Truth is, the Republic has never been in worst shape.
After presiding over the largest attack to American soil ever, Mr. Bush has managed to turn the sympathy and respect of the entire world population into disdain and hate for our country.
After setting to capture the perpetrator of the destruction caused by Osama Bin Laden in Afghanistan Mr. Bush— haunted by past insecurities and pushed by oil executives and Cheney's Haliburton—started an unprovoked war against Iraq. In the fall of 2003, a few months after Saddam Hussein's overthrow, U.S. officials began to despair not finding stockpiles of Iraqi weapons of mass destruction. The resulting embarrassment caused a radical shift in administration rhetoric about the war in Iraq. President Bush no longer stressed Saddam's record or the threats from the Baathist regime as reasons for going to war. Rather, from that point forward, he focused almost exclusively on the larger aim of promoting democracy. This new focus compounded the damage to the president's credibility that had already been caused by the CIA's errors on Iraqi WMD. The president was seen as distancing himself from the actual case he had made for removing the Iraqi regime from power.
Five years later, over four thousand brave American lives lost, with thousands of lives ruined by combat injuries on our side—sixty thousand Iraqis’ deaths and four million exiles on the Iraqi side—we are facing the biggest conundrum in the Middle East: what next? Fortunately for Mr. Bush, he will leave office before the final decision on Iraq is made. Unfortunately, for all the harm he has caused, he will never be tried as a war criminal—all the while Bin Laden is still free and America is not any safer. Hopefully the next White House occupant will change course.
Five years of war combined with the worst tax policies turned a 200 billion surplus inherited from the Clinton administration into a trillion dollar deficit. In the process, Mr. Bush, helped by his choice of Fed Chairman, has created the worst economic crisis since the 1929 depression.
The unproven Bernanke, overreacted to the Bush economic policies—tax cuts for the rich, the largest expansion of the federal government since the 1965 Social Security Act, subprime crises—and started an aggressive interest rate cut. He gave the blessing to the Bear Stearns demise and takeover. He started printing money to cover the credit crunch—all of which has devaluated the dollar to a point where commodities like food and petroleum have risen to unprecedented levels creating inflation. Unfortunately now we are in a vicious cycle.

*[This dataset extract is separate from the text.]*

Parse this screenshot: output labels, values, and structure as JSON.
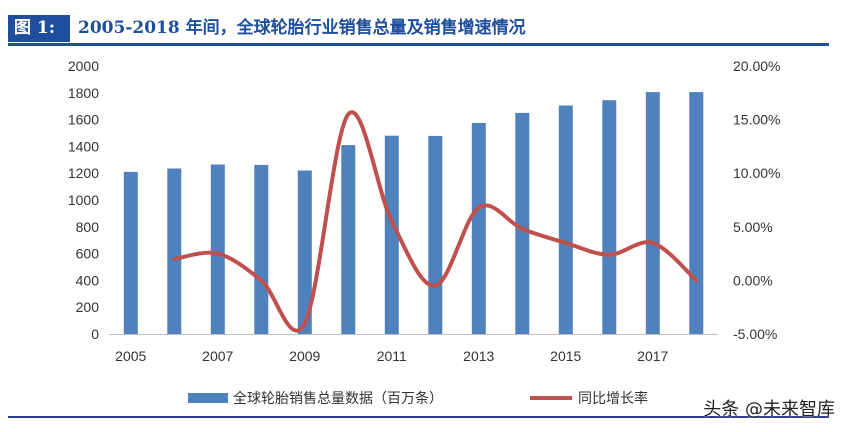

Ever since the Fed began its rapid interest rate cuts last September, the danger has been that it would lose its inflation-fighting credibility. One expression of that would be investors dumping the dollar in order to protect the purchasing power of their money. That has been largely avoided, but the weak dollar has contributed to inflation, not least through the oil price. The employment report was the second blow for the dollar this week. On Thursday, the European Central Bank strongly indicated it would raise rates this summer owing to inflation worries, triggering fresh dollar selling and higher oil prices.
The employment data is of particular significance at present. Personal savings are almost exhausted in the US and credit availability is much reduced with the result that consumers, and the broader economy, are more dependent than ever on their pay checks.
James Knightley, at ING, said: “This is bad news for the household sector which is already having to cope with negative real wage growth, falling house prices and more expensive borrowing. This will continue to depress consumer spending and will keep activity depressed for longer than financial markets are currently discounting.”
“I’ve been convinced that the unemployment rate was headed toward 6 per cent but I didn’t expect to get half way there in one day,” said Jay Mueller, economist at Wells Fargo. “The Fed does not tighten when the unemployment rate is rising. A 2 per cent Fed Funds rate may prevail for quite some time.”
Despite their sugarcoating of our economy at the beginning of the year, both Bernanke and Bush have finally conceded that the nation could wallow in a recession for much of the year. I suggest that we are beyond recession and going straight to stagflation.
Yes, Stagflation.
Stagflation is a combination of stagnation and inflation, and is a term in general use within modern macroeconomics to describe a period of out-of-control price inflation combined with slow-to-no output growth, rising unemployment, and eventually recession. The term stagflation is generally attributed to United Kingdom Chancellor of the Exchequer, Iain MacLeod in a speech to parliament in 1965.
Stagflation becomes a dilemma for monetary policy when policies usually used to increase economic growth will further increase runaway inflation while policies used to fight inflation will further the decline of an already-declining economy. For example, the Central Banks of the world have been printing money to the tune of billions of dollars to ease the credit crunch of local banks—a move that causes inflation in itself—to try to prevent lowering the lending rates. Unfortunately today’s weak jobs data, the weak dollar, the trade and budgetary deficits, and the subprime crisis are so out of control that the Fed has become ineffective.